The government continued to make no discernible efforts to raise awareness on trafficking or reduce the demand for commercial sex acts during the reporting period. A lack of identity documentation remained a risk factor for trafficking in Chad, and the government continued to implement the 2013 birth registration policy requiring universal issuances of uniform birth certificates; however, officials did not widely enforce the policy due to limited resources. The government did not provide anti-trafficking training or guidance for its diplomatic personnel.

TRAFFICKING PROFILE

As reported over the past five years, human traffickers exploit domestic and foreign victims in Chad, and traffickers exploit Chadian victims abroad. The country’s trafficking problem is primarily internal. Families frequently entrust their children to relatives or intermediaries to receive education, apprenticeship, goods, or money; some of those relatives or intermediaries subsequently force or coerce the children to work in domestic service or cattle herding. Criminals force children to beg in urban areas, and traffickers exploit minors as agricultural laborers on farms; in northern gold mines and charcoal production; and as domestic workers across the country. In the Lake Chad region, community members exploit some children in catching, smoking, and selling fish. Some religious leaders coerce children who leave their villages to attend traditional Quranic schools—known as Mouhadjirin—into forced begging, street vending, or other forced labor.

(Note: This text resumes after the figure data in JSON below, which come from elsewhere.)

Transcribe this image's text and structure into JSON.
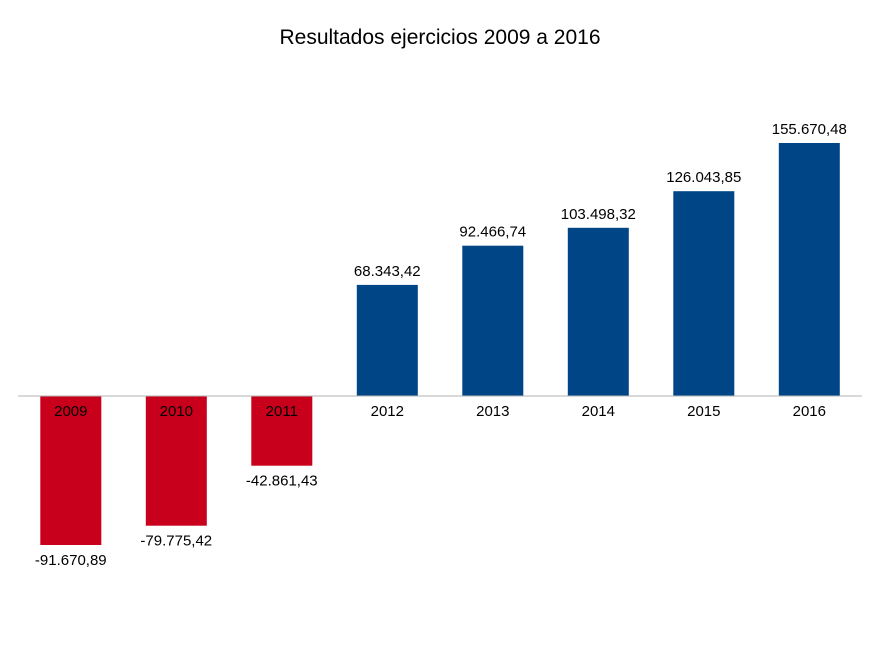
{
  "chart_data": {
    "type": "bar",
    "title": "Resultados ejercicios 2009 a 2016",
    "xlabel": "",
    "ylabel": "",
    "categories": [
      "2009",
      "2010",
      "2011",
      "2012",
      "2013",
      "2014",
      "2015",
      "2016"
    ],
    "values": [
      -91670.89,
      -79775.42,
      -42861.43,
      68343.42,
      92466.74,
      103498.32,
      126043.85,
      155670.48
    ],
    "value_labels": [
      "-91.670,89",
      "-79.775,42",
      "-42.861,43",
      "68.343,42",
      "92.466,74",
      "103.498,32",
      "126.043,85",
      "155.670,48"
    ],
    "ylim": [
      -160000,
      160000
    ],
    "grid": false,
    "legend": "none",
    "colors": {
      "positive": "#004586",
      "negative": "#c9001c",
      "axis": "#b3b3b3"
    }
  }
}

Cattle herders force some children to work along traditional routes for grazing cattle and, at times, cross ill-defined international borders into Cameroon, the Central African Republic, Sudan, and Nigeria. Traffickers in rural areas sell children in markets for use in cattle or camel herding. In some cases, military or local government officials exploit with impunity child herders in forced labor. Criminal elements subject some rural Chadian girls who travel to larger towns in search of work to child sex trafficking or domestic servitude. Illicit networks may force adult and child refugees, as well as internally displaced persons in Chad, to take part in commercial sex. Experts note Chad hosted approximately 440,000 refugees and more than 170,000 internally displaced persons as of December 2019; these populations may be vulnerable to trafficking based on their economic instability and lack of access to support systems. The Nigerian terrorist group Boko Haram and its offshoot Islamic State-West Africa forcibly abducted minors to serve as child soldiers, suicide bombers, child brides, and forced laborers. Community-based armed groups tasked with defending people and property in rural areas have likely recruited and used children in armed conflict.